Overall crime dropped 20 percent during the first year of Safe Streets, according to the Street campaign. Also, between May and December 2002, police seized $81 million in illegal narcotics — nearly six times more than was seized a year prior.

But murders are on the rise just a year after Philadelphia recorded the fewest homicides in 17 years, logging 288 in 2002. But by August 2003, 224 murders already had been tallied. Shootings and gunpoint robberies also have increased.

Katz has been quick to note that arrests are down, too. Street has countered that the goal of Safe Streets is not just to arrest suspects but also to disrupt the drug trade.

Taxes have been another controversial area. Street said in 1999 that the city cannot afford significant cuts to the wage tax, and he is repeating it in this campaign.

The mayor predicted gloom and doom when Councilmen Frank DiCicco and Michael Nutter introduced legislation last year that would continue the modest cuts to the wage tax started by former Mayor Ed Rendell.
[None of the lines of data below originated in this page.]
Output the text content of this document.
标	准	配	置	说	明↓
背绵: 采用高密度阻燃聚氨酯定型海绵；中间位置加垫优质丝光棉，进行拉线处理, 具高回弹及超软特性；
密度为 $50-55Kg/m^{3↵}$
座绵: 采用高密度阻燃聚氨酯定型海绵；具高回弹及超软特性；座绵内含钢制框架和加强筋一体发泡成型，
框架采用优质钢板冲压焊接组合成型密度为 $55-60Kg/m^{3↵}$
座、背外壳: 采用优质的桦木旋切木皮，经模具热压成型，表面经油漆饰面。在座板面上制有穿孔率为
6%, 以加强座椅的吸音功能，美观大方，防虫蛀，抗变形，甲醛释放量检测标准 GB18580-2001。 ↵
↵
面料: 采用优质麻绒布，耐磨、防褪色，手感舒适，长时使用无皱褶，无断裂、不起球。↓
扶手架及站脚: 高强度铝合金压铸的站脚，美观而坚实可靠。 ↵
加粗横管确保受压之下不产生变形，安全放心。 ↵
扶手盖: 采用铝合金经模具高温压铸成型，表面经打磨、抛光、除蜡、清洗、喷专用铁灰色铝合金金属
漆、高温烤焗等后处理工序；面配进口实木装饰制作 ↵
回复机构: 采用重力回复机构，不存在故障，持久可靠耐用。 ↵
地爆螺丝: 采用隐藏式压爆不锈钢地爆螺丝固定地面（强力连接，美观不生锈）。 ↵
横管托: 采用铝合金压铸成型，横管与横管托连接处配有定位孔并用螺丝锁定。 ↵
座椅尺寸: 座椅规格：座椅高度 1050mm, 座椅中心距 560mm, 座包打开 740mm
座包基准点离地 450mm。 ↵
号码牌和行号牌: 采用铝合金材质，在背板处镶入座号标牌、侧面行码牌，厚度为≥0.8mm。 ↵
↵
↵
The bill passed unanimously, but it took a spirited rally outside City Hall before the mayor changed his mind.

"I’m not offended by the fact that Council wants wage-tax cuts," Street told the Review in an April 2002 interview that he requested — and the sole one-on-one this newspaper has had with the mayor during his tenure. "I’ll do the cuts, and I won’t whine about it. I am just telling you we won’t be able to give raises … We are going to have to do some things that might be uncomfortable for Council members."

The legislation reduced the wage tax from 4.54 to 4.5, with more cuts scheduled over the next five years. Katz has proposed reducing the wage tax to 3.5 percent, phasing out the gross-receipts tax over the next decade. The Street campaign calls this a "blueprint for disaster."

Street believes the city would benefit more by cutting the city’s gross-receipts tax, which is a lower-profile move but arguably a better one for the city in the long run. The mayor signed legislation to cut the tax incrementally during the next five years at the same time he approved the wage-tax reductions.


Another issue is the mayor’s position on the Live Stop program and his baffling sympathy for the city’s unlicensed, uninsured motorists.

Live Stop has confiscated 34,000 vehicles driven by unlicensed and uninsured motorists since it expanded citywide in July 2002. Yet in August, Street asked Traffic Court President Judge Francis E. Kelly to give illegal drivers 45 days of amnesty after the program had been running for more than a year.

Street has managed to lower insurance rates for the city’s motorists. The mayor at the beginning of September announced the state insurance department had agreed to force auto insurers to lower their rates for most drivers.

Motorists with limited tort coverage — which caps the amount a person can sue for pain and suffering — will benefit from a 20-percent decrease in premiums. About 70 percent of Philadelphia’s drivers have limited tort coverage.